Ausgerechnet Bananen
Das etwas andere Mitbringsel
„Mehr estaudes (Stauden), mehr Kilos – mehr Money (Geld)“ – allein wegen des Kauderwelschs aus Spanisch, Deutsch und Englisch von Juan Carlos Santana lohnt sich mein Besuch auf der Bananenplantage La Rekompensa in Arucas. „J.C.“, wie sich der junge Besitzer nennt, führt mich kurzweilig und mit hohem Unterhaltungswert über das Gelände. 8.000 Pflanzen stehen dort und von den 200 Tonnen Bananen im Jahr bleiben 20 Prozent auf der Insel, der Rest wird aufs Festland gebracht. Für den Export innerhalb Europas seien sie zu klein, erklärt J.C. Bananen sind pflegeintensiv, erfahre ich.
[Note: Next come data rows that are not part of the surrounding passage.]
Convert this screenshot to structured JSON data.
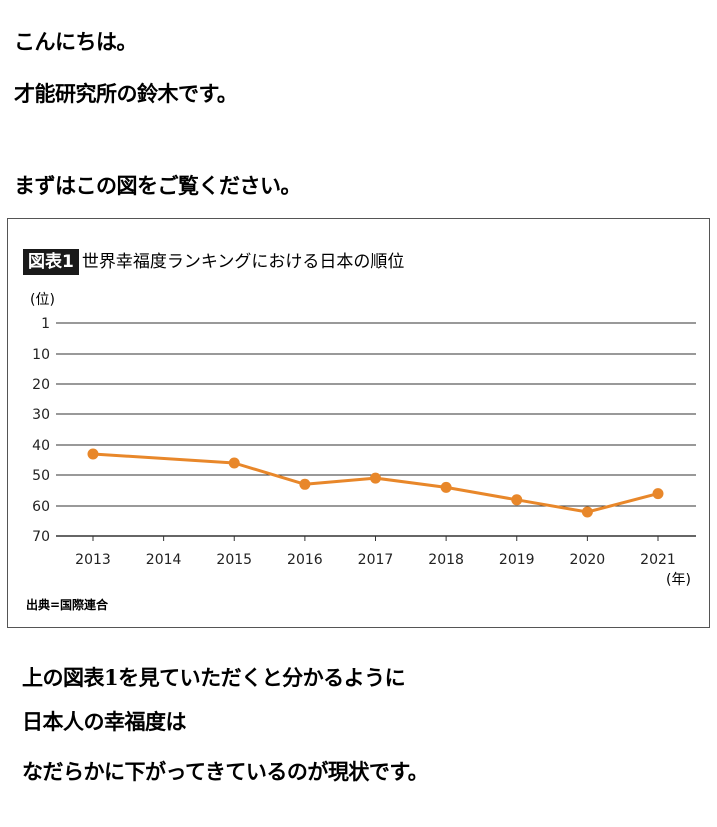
{
  "text": {
    "greeting": "こんにちは。",
    "intro": "才能研究所の鈴木です。",
    "prompt": "まずはこの図をご覧ください。",
    "body_line1": "上の図表1を見ていただくと分かるように",
    "body_line2": "日本人の幸福度は",
    "body_line3": "なだらかに下がってきているのが現状です。"
  },
  "chart_data": {
    "type": "line",
    "badge": "図表1",
    "title": "世界幸福度ランキングにおける日本の順位",
    "ylabel": "(位)",
    "xlabel": "(年)",
    "source": "出典=国際連合",
    "y_reversed": true,
    "ylim": [
      1,
      70
    ],
    "yticks": [
      1,
      10,
      20,
      30,
      40,
      50,
      60,
      70
    ],
    "x_ticks": [
      2013,
      2014,
      2015,
      2016,
      2017,
      2018,
      2019,
      2020,
      2021
    ],
    "series": [
      {
        "x": [
          2013,
          2015,
          2016,
          2017,
          2018,
          2019,
          2020,
          2021
        ],
        "y": [
          43,
          46,
          53,
          51,
          54,
          58,
          62,
          56
        ]
      }
    ],
    "line_color": "#e8872a",
    "grid_color": "#333333",
    "grid": true
  }
}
Eine Pflanze benötigt 20 Liter Wasser pro Tag und die Blüten an jeder Banane werden von Hand geschnitten. Ist die Staude reif, wiegt sie rund 70 Kilogramm und wird von einem Arbeiter auf der Schulter bis zum Lastwagen getragen. Insgesamt 13 Sorten züchtet J.C., darunter die Plátano Canario, eine kleinere Version der gängigen Cavendish-Banane, und die Plátano Manzana mit Apfelgeschmack. Ich werfe noch schnell einen Blick in den Shop der Hacienda von 1804, in dem die Künstlerin Pilar Urena handgefertigte Taschen, Ohrringe und Ketten aus Bananenblättern verkauft. Als Mitbringsel entscheide ich mich dann allerdings für einen wesentlich günstigeren Mini-Bananenableger. Mal sehen, was daraus wird …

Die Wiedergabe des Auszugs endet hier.